Merk sagt nichts, weiß nichts, tat nichts

37. Sitzung des UA Labor
In der vorletzten Sitzung des Untersuchungsausschusses „Labor“ musste die ehemalige Justizministerin Beate Merk aussagen. Sie war in Zeiten der „Laboraffäre Schottdorf“ als Justizministerin letztverantwortlich für Entscheidungen der ihr untergeordneten staatsanwaltschaftlichen Behörden. Formell also eine der wichtigsten Zeuginnen, de facto aber nicht nur als Zeugin ein Totalausfall. Denn zum einen berief sich Merk hauptsächlich auf umfassende Erinnerungslücken. Sie könne durch die intensive Medienberichterstattung rund um den Untersuchungsausschuss nicht mehr auseinanderhalten, was sie wann wusste. Wir haben dennoch versucht ihr mit Aktenvorhalten auf die Sprünge zu helfen. Leider größtenteils vergeblich. Zum anderen wurde immerhin deutlich, dass sie kaum etwas getan hat, um ihre Ressortverantwortung wahrzunehmen. Deshalb gab es ohnehin nur wenig, woran sie sich hätte erinnern können.

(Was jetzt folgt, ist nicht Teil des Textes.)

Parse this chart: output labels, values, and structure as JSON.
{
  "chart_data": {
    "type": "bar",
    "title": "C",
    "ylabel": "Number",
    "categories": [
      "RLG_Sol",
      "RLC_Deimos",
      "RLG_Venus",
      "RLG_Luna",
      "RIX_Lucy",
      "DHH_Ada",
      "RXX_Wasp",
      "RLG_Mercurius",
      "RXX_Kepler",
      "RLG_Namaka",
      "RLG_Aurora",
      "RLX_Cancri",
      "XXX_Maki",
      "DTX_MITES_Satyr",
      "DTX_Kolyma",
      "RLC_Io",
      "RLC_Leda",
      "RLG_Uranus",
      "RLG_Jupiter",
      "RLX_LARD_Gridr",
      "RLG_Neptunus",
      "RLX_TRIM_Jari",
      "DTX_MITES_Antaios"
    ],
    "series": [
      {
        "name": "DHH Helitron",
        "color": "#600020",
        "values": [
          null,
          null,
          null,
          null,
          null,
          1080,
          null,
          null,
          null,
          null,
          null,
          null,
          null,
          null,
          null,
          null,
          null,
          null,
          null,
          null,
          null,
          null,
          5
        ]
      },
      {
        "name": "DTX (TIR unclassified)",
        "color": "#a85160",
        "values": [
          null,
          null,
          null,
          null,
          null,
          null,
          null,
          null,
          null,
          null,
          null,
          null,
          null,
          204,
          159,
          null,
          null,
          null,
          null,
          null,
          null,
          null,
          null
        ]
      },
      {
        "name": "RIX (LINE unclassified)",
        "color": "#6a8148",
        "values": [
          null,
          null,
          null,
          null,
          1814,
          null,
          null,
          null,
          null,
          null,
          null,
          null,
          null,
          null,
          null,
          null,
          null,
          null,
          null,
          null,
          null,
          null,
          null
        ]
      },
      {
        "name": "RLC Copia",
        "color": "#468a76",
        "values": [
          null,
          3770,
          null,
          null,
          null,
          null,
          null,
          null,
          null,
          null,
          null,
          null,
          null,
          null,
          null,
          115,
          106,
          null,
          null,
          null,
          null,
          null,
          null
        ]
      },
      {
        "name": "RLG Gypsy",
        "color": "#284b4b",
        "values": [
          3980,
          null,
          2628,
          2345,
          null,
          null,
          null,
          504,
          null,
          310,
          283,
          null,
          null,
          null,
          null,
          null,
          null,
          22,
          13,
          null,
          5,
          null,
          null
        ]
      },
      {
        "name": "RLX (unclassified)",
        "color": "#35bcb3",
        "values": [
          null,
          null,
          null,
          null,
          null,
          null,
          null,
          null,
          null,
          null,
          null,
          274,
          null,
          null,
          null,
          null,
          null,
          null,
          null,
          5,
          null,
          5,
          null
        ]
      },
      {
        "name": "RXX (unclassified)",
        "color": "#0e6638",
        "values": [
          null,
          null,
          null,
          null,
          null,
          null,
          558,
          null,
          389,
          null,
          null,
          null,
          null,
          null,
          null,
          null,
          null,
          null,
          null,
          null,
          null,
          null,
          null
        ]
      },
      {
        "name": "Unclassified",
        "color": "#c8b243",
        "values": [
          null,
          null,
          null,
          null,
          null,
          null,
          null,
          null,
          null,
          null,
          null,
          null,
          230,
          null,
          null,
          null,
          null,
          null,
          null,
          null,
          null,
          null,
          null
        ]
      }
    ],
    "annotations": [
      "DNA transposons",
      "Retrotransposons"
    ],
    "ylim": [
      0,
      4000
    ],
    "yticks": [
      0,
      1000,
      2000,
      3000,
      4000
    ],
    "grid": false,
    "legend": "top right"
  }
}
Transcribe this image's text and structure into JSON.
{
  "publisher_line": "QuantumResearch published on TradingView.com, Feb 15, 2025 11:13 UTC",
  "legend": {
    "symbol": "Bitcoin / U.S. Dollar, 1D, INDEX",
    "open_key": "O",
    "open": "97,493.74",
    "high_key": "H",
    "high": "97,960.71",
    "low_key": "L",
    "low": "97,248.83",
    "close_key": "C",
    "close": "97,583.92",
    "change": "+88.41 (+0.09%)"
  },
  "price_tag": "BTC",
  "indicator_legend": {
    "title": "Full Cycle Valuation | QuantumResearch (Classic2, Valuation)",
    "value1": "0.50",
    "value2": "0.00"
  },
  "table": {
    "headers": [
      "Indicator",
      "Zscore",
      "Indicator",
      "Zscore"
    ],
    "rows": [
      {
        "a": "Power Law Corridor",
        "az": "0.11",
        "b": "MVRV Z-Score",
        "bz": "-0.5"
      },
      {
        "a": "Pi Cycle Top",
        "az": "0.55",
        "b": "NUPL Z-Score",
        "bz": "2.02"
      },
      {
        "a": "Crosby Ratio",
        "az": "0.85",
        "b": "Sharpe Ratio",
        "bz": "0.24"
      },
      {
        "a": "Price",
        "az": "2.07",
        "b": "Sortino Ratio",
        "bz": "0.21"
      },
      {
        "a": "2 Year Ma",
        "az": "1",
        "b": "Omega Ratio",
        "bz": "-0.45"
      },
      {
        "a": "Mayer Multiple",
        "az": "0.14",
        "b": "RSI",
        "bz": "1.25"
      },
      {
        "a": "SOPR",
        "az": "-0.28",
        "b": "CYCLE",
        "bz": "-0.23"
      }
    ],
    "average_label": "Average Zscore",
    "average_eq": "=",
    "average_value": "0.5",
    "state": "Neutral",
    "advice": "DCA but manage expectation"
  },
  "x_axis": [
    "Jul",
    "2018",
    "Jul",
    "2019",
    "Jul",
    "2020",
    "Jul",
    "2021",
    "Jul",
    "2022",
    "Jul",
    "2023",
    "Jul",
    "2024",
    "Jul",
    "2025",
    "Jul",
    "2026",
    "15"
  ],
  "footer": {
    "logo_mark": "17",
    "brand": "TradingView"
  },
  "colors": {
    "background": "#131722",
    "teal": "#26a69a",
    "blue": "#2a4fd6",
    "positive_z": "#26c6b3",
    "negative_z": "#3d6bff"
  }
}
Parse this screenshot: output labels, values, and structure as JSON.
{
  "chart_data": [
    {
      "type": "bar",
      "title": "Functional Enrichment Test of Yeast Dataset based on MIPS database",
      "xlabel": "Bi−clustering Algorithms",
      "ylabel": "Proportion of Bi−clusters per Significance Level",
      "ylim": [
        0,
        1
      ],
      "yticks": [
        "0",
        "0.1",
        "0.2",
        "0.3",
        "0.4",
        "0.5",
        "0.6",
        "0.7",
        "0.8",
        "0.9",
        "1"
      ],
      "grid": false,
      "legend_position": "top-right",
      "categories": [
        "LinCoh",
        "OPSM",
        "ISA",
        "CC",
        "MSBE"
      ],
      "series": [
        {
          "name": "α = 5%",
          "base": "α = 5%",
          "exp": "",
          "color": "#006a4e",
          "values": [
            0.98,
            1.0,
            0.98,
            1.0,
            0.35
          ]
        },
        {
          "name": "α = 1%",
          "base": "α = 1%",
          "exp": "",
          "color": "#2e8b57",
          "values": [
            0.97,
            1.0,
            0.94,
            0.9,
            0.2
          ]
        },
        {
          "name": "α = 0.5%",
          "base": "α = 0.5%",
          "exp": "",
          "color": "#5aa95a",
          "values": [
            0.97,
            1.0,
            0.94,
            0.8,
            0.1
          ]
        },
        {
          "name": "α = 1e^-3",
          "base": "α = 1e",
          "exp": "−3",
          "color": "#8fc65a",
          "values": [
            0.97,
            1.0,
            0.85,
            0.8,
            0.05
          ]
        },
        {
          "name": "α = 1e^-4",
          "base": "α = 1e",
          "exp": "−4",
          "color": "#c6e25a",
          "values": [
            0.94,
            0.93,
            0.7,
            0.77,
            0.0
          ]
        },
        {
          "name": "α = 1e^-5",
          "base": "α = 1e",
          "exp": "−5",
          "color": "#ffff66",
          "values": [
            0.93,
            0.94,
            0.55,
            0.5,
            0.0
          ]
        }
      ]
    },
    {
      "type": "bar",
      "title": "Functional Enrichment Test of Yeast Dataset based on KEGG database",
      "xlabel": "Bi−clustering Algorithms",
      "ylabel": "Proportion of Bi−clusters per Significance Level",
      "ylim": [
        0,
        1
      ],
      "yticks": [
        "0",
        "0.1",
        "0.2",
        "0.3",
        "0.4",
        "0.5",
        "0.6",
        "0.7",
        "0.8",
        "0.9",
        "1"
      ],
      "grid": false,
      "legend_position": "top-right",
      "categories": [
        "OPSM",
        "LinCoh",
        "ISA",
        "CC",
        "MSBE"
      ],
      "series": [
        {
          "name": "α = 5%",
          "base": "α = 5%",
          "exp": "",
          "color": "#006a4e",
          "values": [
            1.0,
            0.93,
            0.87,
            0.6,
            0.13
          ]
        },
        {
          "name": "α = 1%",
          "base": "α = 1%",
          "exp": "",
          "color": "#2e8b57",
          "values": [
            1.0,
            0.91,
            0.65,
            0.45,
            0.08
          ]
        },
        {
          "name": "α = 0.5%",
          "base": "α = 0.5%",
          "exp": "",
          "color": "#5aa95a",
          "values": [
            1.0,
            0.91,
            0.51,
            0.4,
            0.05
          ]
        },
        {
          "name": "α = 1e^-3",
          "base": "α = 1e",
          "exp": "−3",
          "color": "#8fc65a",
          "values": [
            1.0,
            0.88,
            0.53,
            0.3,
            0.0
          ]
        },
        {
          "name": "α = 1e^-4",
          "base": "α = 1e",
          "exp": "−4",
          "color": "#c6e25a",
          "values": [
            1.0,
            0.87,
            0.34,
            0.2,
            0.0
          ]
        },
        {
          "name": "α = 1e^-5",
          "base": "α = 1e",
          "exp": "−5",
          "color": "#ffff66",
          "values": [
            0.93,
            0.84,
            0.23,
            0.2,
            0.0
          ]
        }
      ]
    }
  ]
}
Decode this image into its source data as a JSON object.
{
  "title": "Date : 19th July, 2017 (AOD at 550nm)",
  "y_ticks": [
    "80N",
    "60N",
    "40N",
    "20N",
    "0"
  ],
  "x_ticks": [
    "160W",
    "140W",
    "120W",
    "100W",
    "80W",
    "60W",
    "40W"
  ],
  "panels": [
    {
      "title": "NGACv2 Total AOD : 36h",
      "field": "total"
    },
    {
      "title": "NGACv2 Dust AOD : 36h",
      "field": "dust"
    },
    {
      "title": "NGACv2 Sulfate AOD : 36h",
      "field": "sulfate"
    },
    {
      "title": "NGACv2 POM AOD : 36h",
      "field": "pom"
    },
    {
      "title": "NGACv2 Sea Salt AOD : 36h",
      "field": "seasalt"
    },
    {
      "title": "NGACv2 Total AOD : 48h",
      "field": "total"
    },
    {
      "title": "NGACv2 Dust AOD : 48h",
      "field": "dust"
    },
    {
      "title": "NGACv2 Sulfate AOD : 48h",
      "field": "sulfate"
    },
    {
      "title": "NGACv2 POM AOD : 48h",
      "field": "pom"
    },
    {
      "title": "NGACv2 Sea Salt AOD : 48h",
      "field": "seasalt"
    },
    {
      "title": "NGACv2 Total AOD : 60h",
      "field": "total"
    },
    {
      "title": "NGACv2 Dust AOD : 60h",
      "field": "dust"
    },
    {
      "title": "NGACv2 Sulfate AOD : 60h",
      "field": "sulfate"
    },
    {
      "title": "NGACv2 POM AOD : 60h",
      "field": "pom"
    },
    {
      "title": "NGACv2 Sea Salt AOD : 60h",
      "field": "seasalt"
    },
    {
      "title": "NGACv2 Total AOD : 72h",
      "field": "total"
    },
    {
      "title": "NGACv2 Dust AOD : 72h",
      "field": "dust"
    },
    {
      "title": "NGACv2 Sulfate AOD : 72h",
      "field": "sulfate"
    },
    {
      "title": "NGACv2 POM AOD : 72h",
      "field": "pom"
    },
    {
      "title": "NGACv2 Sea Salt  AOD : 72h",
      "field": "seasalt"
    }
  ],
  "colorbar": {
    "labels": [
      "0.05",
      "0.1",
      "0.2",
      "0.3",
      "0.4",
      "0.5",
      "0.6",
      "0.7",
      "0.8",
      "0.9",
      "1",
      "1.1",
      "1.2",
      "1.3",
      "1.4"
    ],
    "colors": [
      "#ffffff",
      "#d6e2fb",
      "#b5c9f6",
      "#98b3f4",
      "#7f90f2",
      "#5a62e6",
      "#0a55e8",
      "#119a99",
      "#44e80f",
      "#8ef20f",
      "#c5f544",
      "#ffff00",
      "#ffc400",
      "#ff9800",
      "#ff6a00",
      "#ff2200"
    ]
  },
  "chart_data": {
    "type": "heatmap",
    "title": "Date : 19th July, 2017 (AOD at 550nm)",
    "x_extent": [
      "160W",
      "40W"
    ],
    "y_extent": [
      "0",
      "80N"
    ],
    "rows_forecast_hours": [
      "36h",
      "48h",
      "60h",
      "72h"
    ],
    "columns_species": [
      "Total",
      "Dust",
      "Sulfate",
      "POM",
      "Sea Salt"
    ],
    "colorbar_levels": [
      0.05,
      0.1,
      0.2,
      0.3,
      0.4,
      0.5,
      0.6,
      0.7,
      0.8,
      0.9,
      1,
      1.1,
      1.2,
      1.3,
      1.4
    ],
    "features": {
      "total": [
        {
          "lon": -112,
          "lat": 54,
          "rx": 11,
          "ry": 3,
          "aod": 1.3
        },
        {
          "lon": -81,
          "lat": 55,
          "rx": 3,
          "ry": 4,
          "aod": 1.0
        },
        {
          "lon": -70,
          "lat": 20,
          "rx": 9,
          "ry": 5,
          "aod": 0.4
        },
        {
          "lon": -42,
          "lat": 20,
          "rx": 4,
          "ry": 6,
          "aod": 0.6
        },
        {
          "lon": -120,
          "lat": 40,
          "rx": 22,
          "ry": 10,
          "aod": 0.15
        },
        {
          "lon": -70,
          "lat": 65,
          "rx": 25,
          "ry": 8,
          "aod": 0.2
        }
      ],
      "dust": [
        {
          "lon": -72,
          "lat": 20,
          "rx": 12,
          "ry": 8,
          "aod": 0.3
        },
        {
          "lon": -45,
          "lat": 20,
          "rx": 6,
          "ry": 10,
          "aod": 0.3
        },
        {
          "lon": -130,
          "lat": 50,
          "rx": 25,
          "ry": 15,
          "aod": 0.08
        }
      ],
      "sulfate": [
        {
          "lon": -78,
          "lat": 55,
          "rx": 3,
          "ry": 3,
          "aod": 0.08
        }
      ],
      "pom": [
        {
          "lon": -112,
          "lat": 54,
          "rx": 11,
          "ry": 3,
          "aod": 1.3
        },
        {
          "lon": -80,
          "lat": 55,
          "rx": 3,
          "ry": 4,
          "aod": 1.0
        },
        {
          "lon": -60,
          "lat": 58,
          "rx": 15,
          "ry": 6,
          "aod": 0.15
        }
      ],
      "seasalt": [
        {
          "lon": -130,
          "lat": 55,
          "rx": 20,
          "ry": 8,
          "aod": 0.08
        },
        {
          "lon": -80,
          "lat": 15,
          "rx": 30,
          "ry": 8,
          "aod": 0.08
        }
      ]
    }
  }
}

Keine Kontrolle, keine Verantwortung
Ihr Motto als Justizministerin war: Information ja, Weisung nein. Sie wollte über wichtige Fälle allenfalls informiert werden, sich aber keinesfalls einmischen. Sie hätte der Arbeit ihrer Mitarbeiterinnen und Mitarbeiter und der ihr untergeordneten Behörden vertraut. Eingeschritten wäre sie nur, wenn ihr etwas nicht als „lege artis“, also als rechtswidrig vorgekommen wäre. Grundsätzlich ein ehrenwerter Vorsatz. Denn wir Grünen drängen seit langem darauf, dass Staatsanwaltschaften selbstverantwortlich arbeiten können und keine, besonders nicht politisch gefärbte, Weisungen ihre Arbeit behindern. Aber auch ihre Arbeit muss von jemandem kontrolliert werden. Solange die Staatsanwaltschaften in Bayern immer noch weisungsabhängig sind, ist das Justizministerium die letzte Kontrollinstanz, die gegebenenfalls auch korrigierend eingreifen muss. Ein Paradebeispiel ereignete sich in der „Laboraffäre Schottdorf“. Hier liefen zwei Staatsanwaltschaften des gleichen Bezirkes, Augsburg und München I, in völlig gegensätzliche Richtungen und das mit Billigung bzw. auf Anweisung der Generalstaatsanwaltschaft München. Diese kam demnach ihrem Auftrag, für Rechtsgleichheit im Bezirk zu sorgen, nicht nach. Zwar waren die Entscheidungen – in einem Fall Anklage und Verurteilung wegen Betruges, in hunderten gleichgelagerten Fällen Einstellung – jeweils für sich betrachtet „vertretbar“, aber in der Gesamtschau ereignete sich hier ein krasser Fall von Ungleichbehandlung. In diesem Fall hat die ehemalige Justizministerin ihre politische Verantwortung sträflich vernachlässigt. Sie hätte zumindest dafür sorgen müssen, dass die Augsburger Fälle durch verjährungsunterbrechende Maßnahmen auf Eis gelegt werden, um sie nach der höchstrichterlichen Entscheidung noch verfolgen zu können. Aber sie hat die Generalstaatsanwaltschaft noch nicht mal zur Rechenschaft gezogen, vermutlich weil sie den Fall überhaupt nicht vorgelegt bekam.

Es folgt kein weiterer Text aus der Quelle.